Near Columbia, on the ruins of his handsome home which Sherman burned, General Wade Hampton, clever at wood-work, built with his own hands and with the help of his faithful negroes, a lowly cottage to shelter himself and family. A section was added at a time, and, without any preconceived design on his part, the structure stood, when completed, a perfect cross. Miss Isabella Martin, looking upon it one day, exclaimed: “General, you have here the Southern Cross!” So “Southern Cross” the place was called. Here, Mrs. Wade Hampton, who, as Miss McDuffie, had been the richest heiress in South Carolina, and as such and as Hampton’s wife, the guardian angel of many black folk, wrought and ruled with wisdom and with sweetness unsoured by reverses. South Carolina offered Hampton a home, as Virginia and then Washington College offered Lee, but Hampton, almost in want, refused.
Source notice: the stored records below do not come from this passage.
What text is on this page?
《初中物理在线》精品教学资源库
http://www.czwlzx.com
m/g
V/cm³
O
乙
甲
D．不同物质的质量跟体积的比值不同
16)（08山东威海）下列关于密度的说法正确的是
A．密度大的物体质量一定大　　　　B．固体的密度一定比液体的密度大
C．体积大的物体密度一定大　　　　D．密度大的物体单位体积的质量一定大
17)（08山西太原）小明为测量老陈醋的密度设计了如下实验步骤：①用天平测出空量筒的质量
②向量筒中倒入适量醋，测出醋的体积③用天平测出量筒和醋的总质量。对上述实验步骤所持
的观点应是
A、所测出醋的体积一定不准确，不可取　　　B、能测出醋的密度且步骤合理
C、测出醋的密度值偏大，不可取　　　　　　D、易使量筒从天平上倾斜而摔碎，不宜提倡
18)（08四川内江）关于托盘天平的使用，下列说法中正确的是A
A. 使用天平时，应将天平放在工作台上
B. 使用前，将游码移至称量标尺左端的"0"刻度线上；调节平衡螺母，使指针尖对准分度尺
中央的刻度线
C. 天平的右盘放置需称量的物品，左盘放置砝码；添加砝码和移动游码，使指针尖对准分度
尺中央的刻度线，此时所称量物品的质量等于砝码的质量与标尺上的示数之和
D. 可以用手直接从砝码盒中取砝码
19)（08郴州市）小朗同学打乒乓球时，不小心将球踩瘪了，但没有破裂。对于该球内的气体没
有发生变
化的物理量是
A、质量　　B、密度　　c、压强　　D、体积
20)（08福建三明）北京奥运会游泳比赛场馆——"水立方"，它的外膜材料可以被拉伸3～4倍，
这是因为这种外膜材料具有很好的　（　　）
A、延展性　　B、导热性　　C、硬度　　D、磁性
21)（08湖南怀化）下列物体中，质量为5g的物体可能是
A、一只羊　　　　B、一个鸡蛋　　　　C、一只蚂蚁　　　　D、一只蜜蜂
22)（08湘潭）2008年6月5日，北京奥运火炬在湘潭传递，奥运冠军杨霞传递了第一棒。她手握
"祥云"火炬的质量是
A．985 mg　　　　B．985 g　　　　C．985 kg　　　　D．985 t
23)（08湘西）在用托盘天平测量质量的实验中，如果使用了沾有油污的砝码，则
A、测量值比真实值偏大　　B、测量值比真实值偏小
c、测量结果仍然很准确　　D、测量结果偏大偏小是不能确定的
This is the plight in which General M. C. Butler, Hampton’s aide, came out of the war: “Twenty-nine years old, with one leg gone, a wife and three children to support, seventy slaves emancipated, a debt of $15,000, and, in his pocket, $1.75 in cash.” That was the situation of thousands. It took manhood to make something of it.
For months after the surrender, Confederates were passing through the country to their homes, and hospitality was free to every ragged and footsore soldier; the poor best the larder of every mansion afforded was at the command of the gray-jacket. How diffidently proud men would ask for bread, their empty pockets shaming them! When any man turned them off with cold words, it was not well for his neighbours to know, for so, he was like to have no more respectable guests. The soldiers were good company, bringing news from far and wide. Most were cheerful, glad they were going home, undaunted by long tramps ahead. The soldier was used to hard marches. Now that his course was set towards where loved ones watched for his coming, life had its rosy outlook that turned to gray for some who reached the spot where home had stood to find only a bank of ashes. Reports of country through which they came were often summed up: “White folks in the fields, negroes flocking to towns. Freedmen’s Bureau offices everywhere thronged with blacks.”